By the end of the course I should be able to:
1. Evaluate a range of sources to be able to clarify the factors which resulted in the rise and fall of the fortunes of the two families during the period studied. 2. Utilise the information available on the two families to be able to state what we can learn about our local history and also wider national issues from the study of this information. 3. Explain how individual examples of behaviour or actions influenced the fortunes of both families at various stages. 4. Provide examples to show how rivalries over different issues could provide flashpoints for clashes between the two families.
How will I know I'm making progress?
Although there is no formal assessment or qualification, we will start each session with a quiz type revision exercise which will enable self testing on progress. We will also be using PowerPoint presentations to reinforce our studies; a weekly learner pack will be provided so that material can be revisited at any time.
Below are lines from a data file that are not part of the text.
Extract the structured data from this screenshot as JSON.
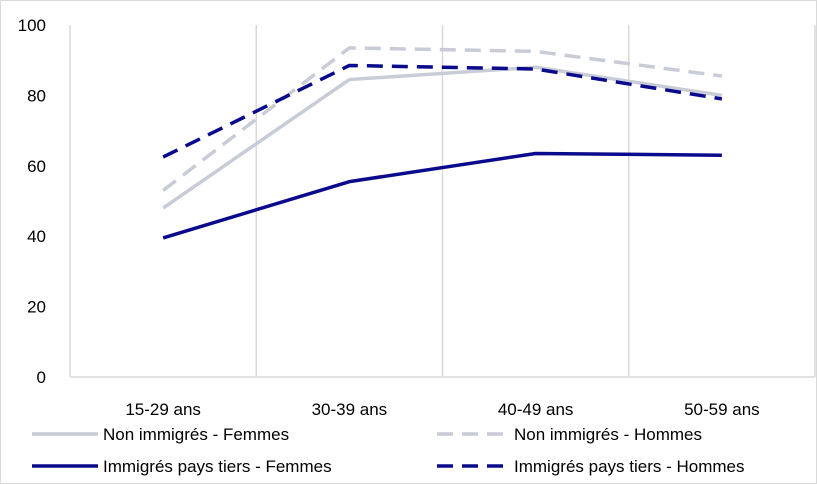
{
  "chart_data": {
    "type": "line",
    "title": "",
    "xlabel": "",
    "ylabel": "",
    "categories": [
      "15-29 ans",
      "30-39 ans",
      "40-49 ans",
      "50-59 ans"
    ],
    "ylim": [
      0,
      100
    ],
    "yticks": [
      0,
      20,
      40,
      60,
      80,
      100
    ],
    "grid": "vertical",
    "legend_position": "bottom",
    "series": [
      {
        "name": "Non immigrés - Femmes",
        "values": [
          48,
          84.5,
          88,
          80
        ],
        "color": "#c8ccd6",
        "dash": "solid"
      },
      {
        "name": "Non immigrés - Hommes",
        "values": [
          53,
          93.5,
          92.5,
          85.5
        ],
        "color": "#c8ccd6",
        "dash": "dashed"
      },
      {
        "name": "Immigrés pays tiers - Femmes",
        "values": [
          39.5,
          55.5,
          63.5,
          63
        ],
        "color": "#0a0a8c",
        "dash": "solid"
      },
      {
        "name": "Immigrés pays tiers - Hommes",
        "values": [
          62.5,
          88.5,
          87.5,
          79
        ],
        "color": "#0a0a8c",
        "dash": "dashed"
      }
    ]
  }
}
What else do I need to know, do or bring?
The learner packs provided every week will provide a permanent record of the course although a notepad and pen will be useful to note down any incidental information. A ringbinder to keep learner packs in would be useful.
Reading and information sources
"The Greys - a Long and Noble Line" by Anthony Squires is the standard work on the Greys although no one has as yet published an equivalent work on the Hastings family. "The Sisters who would be Queen" by Leanda de Lisle gives a good account of the other two Grey sisters as well as Lady Jane.
What could the course lead to?
There is no official qualification for the course, but it could provide a useful basis for he skills needed to study history at A Level. It will also supplement the learning of those who have attended our "through the ages" local history courses at Newarke Houses or Groby Village Hall or provide a useful introduction for those thinking f joining these courses held in the spring and summer terms.